Solve $y”-4y’+4y=xe^x$

ordinary differential equations

Problem:

Solve $y''-4y'+4y=xe^x$

Attempt:

First, I rewrite it as the following:

$(y'-2y)'-2(y'-2y)=xe^x$, then we let $y'-2y =: z$. Hence we have:

$z'-2z = xe^x$ which can be solved using our integration factor:

$\frac{d}{dx}(ze^{-2x}) = xe^{-x}$

Integration w.r.t. x on the LHS and RHS gives us:

$ze^{-2x} = [-x-1]e^{-x}+C$

Solving for $z$ we have: $z(x) = [-x-1]e^{x}+Ce^{2x}$

Remember, $y'-2y = z$, so we have the following:

$y'-2y = [-x-1]e^{x}+Ce^{2x}$

Using the same integration factor we get:

$\frac{d}{dx}(ye^{-2x}) = [-x-1]e^{-x}+C$

Integration w.r.t. x on the LHS and RHS yields us:

$y(x) = e^{2x}\int([-x-1]e^{-x}+C)dx$

So: $y(x) = Cxe^{2x}+(x+2)e^{x}+C_2e^{2x}=(x+2)e^{x}+(Bx+C)e^{2x}$

for some constants $B,C$. Note that I didn't compute the last part by myself, I used an integral calculator to then simplify the expression.

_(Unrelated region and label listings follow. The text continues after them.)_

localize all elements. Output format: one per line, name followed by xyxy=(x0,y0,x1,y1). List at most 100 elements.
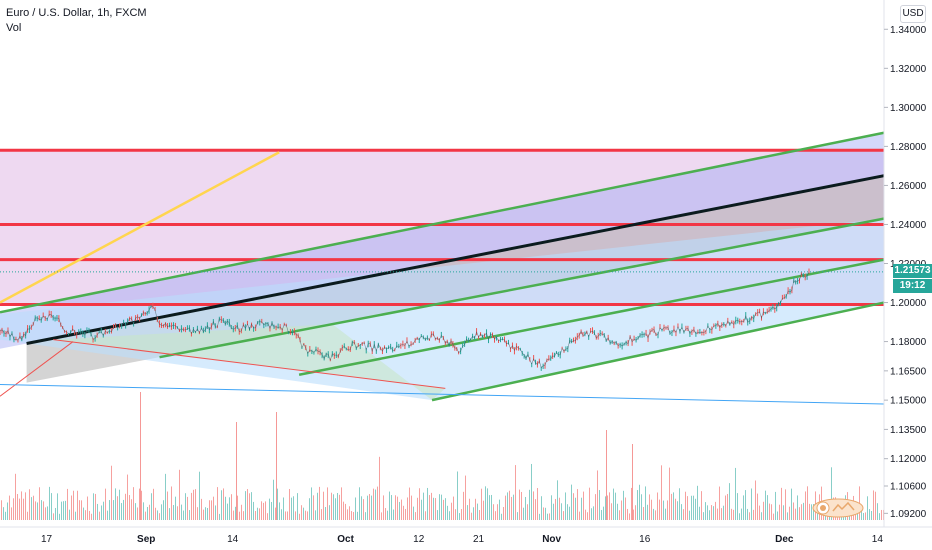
volume-bar xyxy=(743,495,744,520)
volume-bar xyxy=(129,495,130,520)
volume-bar xyxy=(77,490,78,520)
volume-bar xyxy=(799,507,800,520)
volume-bar xyxy=(627,508,628,520)
currency-button[interactable]: USD xyxy=(900,5,926,23)
y-tick-label: 1.24000 xyxy=(890,220,927,231)
volume-bar xyxy=(879,513,880,520)
y-tick-label: 1.34000 xyxy=(890,25,927,36)
volume-bar xyxy=(869,509,870,520)
volume-bar xyxy=(609,492,610,520)
volume-bar xyxy=(19,498,20,520)
black-trend-trendline xyxy=(26,174,885,345)
volume-bar xyxy=(707,505,708,520)
y-tick-label: 1.28000 xyxy=(890,142,927,153)
volume-bar xyxy=(69,509,70,520)
volume-bar xyxy=(511,496,512,520)
volume-bar xyxy=(647,504,648,520)
volume-bar xyxy=(535,499,536,520)
volume-bar xyxy=(123,499,124,520)
volume-bar xyxy=(433,497,434,520)
volume-bar xyxy=(9,495,10,520)
volume-bar xyxy=(617,503,618,520)
volume-bar xyxy=(353,512,354,520)
volume-bar xyxy=(607,495,608,520)
volume-bar xyxy=(749,512,750,520)
volume-bar xyxy=(655,510,656,520)
last-price-tag: 1.21573 xyxy=(893,264,932,278)
volume-bar xyxy=(453,496,454,520)
volume-bar xyxy=(423,492,424,520)
channel-fill-green xyxy=(53,324,446,401)
volume-bar xyxy=(125,493,126,520)
volume-bar xyxy=(723,505,724,520)
green-upper-trendline xyxy=(0,131,885,314)
volume-bar xyxy=(227,503,228,520)
volume-bar xyxy=(95,493,96,520)
volume-bar xyxy=(867,496,868,520)
volume-bar xyxy=(787,512,788,520)
volume-bar xyxy=(291,497,292,520)
volume-bar xyxy=(537,488,538,520)
chart-title: Euro / U.S. Dollar, 1h, FXCM xyxy=(6,7,147,19)
volume-bar xyxy=(141,490,142,520)
volume-bar xyxy=(149,504,150,520)
volume-bar xyxy=(341,487,342,520)
volume-bar xyxy=(807,486,808,520)
volume-bar xyxy=(623,490,624,520)
volume-bar xyxy=(499,499,500,520)
volume-bar xyxy=(243,511,244,520)
volume-bar xyxy=(789,506,790,520)
volume-bar xyxy=(477,503,478,520)
volume-bar xyxy=(639,484,640,520)
volume-bar xyxy=(165,473,166,520)
volume-bar xyxy=(565,492,566,520)
y-tick-label: 1.15000 xyxy=(890,396,927,407)
volume-bar xyxy=(701,491,702,520)
volume-bar xyxy=(575,497,576,520)
volume-bar xyxy=(421,499,422,520)
volume-bar xyxy=(257,507,258,520)
volume-bar xyxy=(349,506,350,520)
volume-bar xyxy=(65,500,66,520)
volume-bar xyxy=(697,485,698,520)
volume-bar xyxy=(281,509,282,520)
volume-bar xyxy=(236,422,237,520)
volume-bar xyxy=(355,497,356,520)
volume-bar xyxy=(289,488,290,520)
volume-bar xyxy=(11,507,12,520)
volume-bar xyxy=(229,497,230,520)
x-tick-label: 16 xyxy=(639,534,651,545)
volume-bar xyxy=(547,513,548,520)
volume-bar xyxy=(223,488,224,520)
volume-bar xyxy=(55,507,56,520)
volume-bar xyxy=(443,499,444,520)
x-tick-label: Oct xyxy=(337,534,354,545)
zones-layer xyxy=(0,132,884,401)
tradingview-logo-icon[interactable] xyxy=(812,498,864,518)
volume-bar xyxy=(459,513,460,520)
volume-bar xyxy=(689,510,690,520)
volume-bar xyxy=(209,500,210,520)
volume-bar xyxy=(317,492,318,520)
volume-bar xyxy=(335,498,336,520)
volume-bar xyxy=(373,488,374,520)
volume-bar xyxy=(201,498,202,520)
chart-legend: Euro / U.S. Dollar, 1h, FXCM Vol xyxy=(6,6,147,36)
volume-bar xyxy=(425,511,426,520)
volume-bar xyxy=(739,513,740,520)
volume-bar xyxy=(693,495,694,520)
volume-bar xyxy=(225,496,226,520)
volume-bar xyxy=(207,507,208,520)
volume-bar xyxy=(771,504,772,520)
volume-bar xyxy=(651,499,652,520)
volume-bar xyxy=(449,511,450,520)
volume-bar xyxy=(487,488,488,520)
volume-bar xyxy=(583,491,584,520)
x-tick-label: 21 xyxy=(473,534,485,545)
volume-bar xyxy=(151,493,152,520)
volume-bar xyxy=(33,495,34,520)
volume-bar xyxy=(447,505,448,520)
volume-bar xyxy=(265,501,266,520)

I hope you can check whether my calculations before that step were all right. We learned about this method today, where we can reduce our differential equation of second order to an differential equation of first order. I wonder whether you guys know the term of this method in English, since the lecture wasn't on English.

Thanks!

Best Answer

Your solution seems fine, let see if I can get there with the more general method for linear ODEs with constant coefficients and RHS=$\sum P_i(x)e^{r_ix}$ where $P_i$ are polynomials and $r_i$ some reals.

ODE $\,y''-4y'+4y=xe^x\ $ has characteristic equation $r^2-4r+4=(r-2)^2=0$

Whose roots are $2$ with multiplicity $m=2$.

So the homogeneous solutions are $y_h(x)=(ax+b)e^{2x}$.

RHS is $P(x)e^{x}$, since $e^x$ doesn't collide with homogenous exponentials $e^{2x}$ then we can find a particular solution $Q(x)e^x$ with $Q$ the same degree as $P$.

So let search for $y_p(x)=(cx+d)e^x$.

Reporting in the ODE gives $c=1,d=2$.

The final solution is then the same as yours:

$$y(x)=y_h(x)+y_p(x)=(x+2)e^x+(ax+b)e^{2x}$$